Ask the Experts: Managing A Change in Review Processes
Question: We are considering eliminating our annual performance appraisal process and replacing it with a simpler method that focuses on more regular, ongoing feedback. What should we consider in managing this change?
Answer: Many companies are moving away from the cumbersome annual performance process to a more agile and focused method of managing company and individual performance. While there are different names for these tools, the most successful processes all share the same attributes:
- Leadership communication, coaching, and feedback.
- Focus on top corporate goals that are cascaded through the organization so that employees are clear on their goals and priorities and “where they fit” in the company.
- Employees and managers mutually set objectives (typically 4 – 6 objectives for the quarter) and key results to achieving the objective that are quantifiable and are graded at the end of the review period.
- Regular employee-manager reviews (typically weekly or biweekly) to focus on these objectives and discuss progress towards meeting them, as well as identification of issues for performance improvement and/or employee development and training.

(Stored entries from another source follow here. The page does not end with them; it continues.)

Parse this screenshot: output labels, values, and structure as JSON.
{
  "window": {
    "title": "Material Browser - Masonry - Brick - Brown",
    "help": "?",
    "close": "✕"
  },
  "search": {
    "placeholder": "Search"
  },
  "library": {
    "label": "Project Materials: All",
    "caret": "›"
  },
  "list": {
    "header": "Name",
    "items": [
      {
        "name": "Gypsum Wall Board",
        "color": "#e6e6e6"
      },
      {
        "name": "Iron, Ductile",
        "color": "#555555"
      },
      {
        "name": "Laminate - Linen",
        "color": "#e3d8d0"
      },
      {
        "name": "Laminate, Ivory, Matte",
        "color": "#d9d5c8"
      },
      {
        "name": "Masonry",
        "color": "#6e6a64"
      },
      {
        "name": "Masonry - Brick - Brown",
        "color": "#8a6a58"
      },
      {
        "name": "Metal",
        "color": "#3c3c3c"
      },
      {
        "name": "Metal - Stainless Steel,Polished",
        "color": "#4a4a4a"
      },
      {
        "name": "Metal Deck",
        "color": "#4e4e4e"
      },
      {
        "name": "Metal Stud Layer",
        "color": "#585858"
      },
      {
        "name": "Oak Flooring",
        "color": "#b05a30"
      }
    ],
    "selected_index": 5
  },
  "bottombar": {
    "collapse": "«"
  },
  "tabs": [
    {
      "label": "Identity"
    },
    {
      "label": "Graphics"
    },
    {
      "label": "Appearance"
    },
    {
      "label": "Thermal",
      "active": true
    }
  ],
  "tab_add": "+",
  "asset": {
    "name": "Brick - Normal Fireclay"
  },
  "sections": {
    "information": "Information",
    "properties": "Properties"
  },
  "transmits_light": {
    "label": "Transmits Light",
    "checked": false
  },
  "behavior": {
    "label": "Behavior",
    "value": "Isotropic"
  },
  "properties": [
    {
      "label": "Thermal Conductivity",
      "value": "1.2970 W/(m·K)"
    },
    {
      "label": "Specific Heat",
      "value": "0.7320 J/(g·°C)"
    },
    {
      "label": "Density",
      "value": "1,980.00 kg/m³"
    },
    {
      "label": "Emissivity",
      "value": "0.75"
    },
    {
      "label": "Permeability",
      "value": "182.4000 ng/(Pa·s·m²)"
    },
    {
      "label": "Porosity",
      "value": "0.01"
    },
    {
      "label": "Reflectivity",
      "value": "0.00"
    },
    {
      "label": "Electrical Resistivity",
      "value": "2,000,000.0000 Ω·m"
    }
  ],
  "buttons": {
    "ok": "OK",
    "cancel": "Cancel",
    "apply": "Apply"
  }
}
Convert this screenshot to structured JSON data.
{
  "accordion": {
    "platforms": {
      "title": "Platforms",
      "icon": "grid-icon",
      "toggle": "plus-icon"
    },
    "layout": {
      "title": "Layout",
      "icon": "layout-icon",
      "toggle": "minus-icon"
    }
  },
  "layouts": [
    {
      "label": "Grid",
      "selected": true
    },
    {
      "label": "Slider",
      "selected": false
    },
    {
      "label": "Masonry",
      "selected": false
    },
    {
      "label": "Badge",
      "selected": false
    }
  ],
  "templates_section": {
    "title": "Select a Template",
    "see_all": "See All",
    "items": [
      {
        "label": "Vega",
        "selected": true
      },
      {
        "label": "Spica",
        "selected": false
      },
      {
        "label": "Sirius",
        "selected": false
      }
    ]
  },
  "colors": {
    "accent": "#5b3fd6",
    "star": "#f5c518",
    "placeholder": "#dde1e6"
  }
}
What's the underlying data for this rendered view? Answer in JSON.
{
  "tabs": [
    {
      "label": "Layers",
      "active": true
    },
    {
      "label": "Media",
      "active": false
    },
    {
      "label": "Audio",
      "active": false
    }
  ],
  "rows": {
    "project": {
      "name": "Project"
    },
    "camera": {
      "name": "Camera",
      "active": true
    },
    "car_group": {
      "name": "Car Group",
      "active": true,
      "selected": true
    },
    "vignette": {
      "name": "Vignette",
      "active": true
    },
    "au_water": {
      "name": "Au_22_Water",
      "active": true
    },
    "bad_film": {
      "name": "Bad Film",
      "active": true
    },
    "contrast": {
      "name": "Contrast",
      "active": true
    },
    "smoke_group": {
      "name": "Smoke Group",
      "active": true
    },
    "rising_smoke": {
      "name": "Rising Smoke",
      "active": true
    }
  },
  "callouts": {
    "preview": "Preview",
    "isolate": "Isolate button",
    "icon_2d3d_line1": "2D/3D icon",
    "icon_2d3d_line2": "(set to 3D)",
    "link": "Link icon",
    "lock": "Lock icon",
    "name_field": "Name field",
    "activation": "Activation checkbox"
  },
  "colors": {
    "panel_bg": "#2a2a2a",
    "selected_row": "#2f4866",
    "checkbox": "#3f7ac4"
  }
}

In order to achieve the best success, train your managers so that they have the tools to set achievable “stretch” goals, provide feedback, and coach employees to develop their skills and be successful in their jobs. This regular mutual exchange of information and discussion of business priorities creates a culture of shared responsibility, enhances employee engagement, and boosts the achievement of overall business results. In addition, communicate the change to all employees by training them on the new process and tell them why you are adopting it and the results you expect. Emphasize that the company’s success depends upon everyone doing their part to meet the strategic objectives of the business and that they play a key role in this process.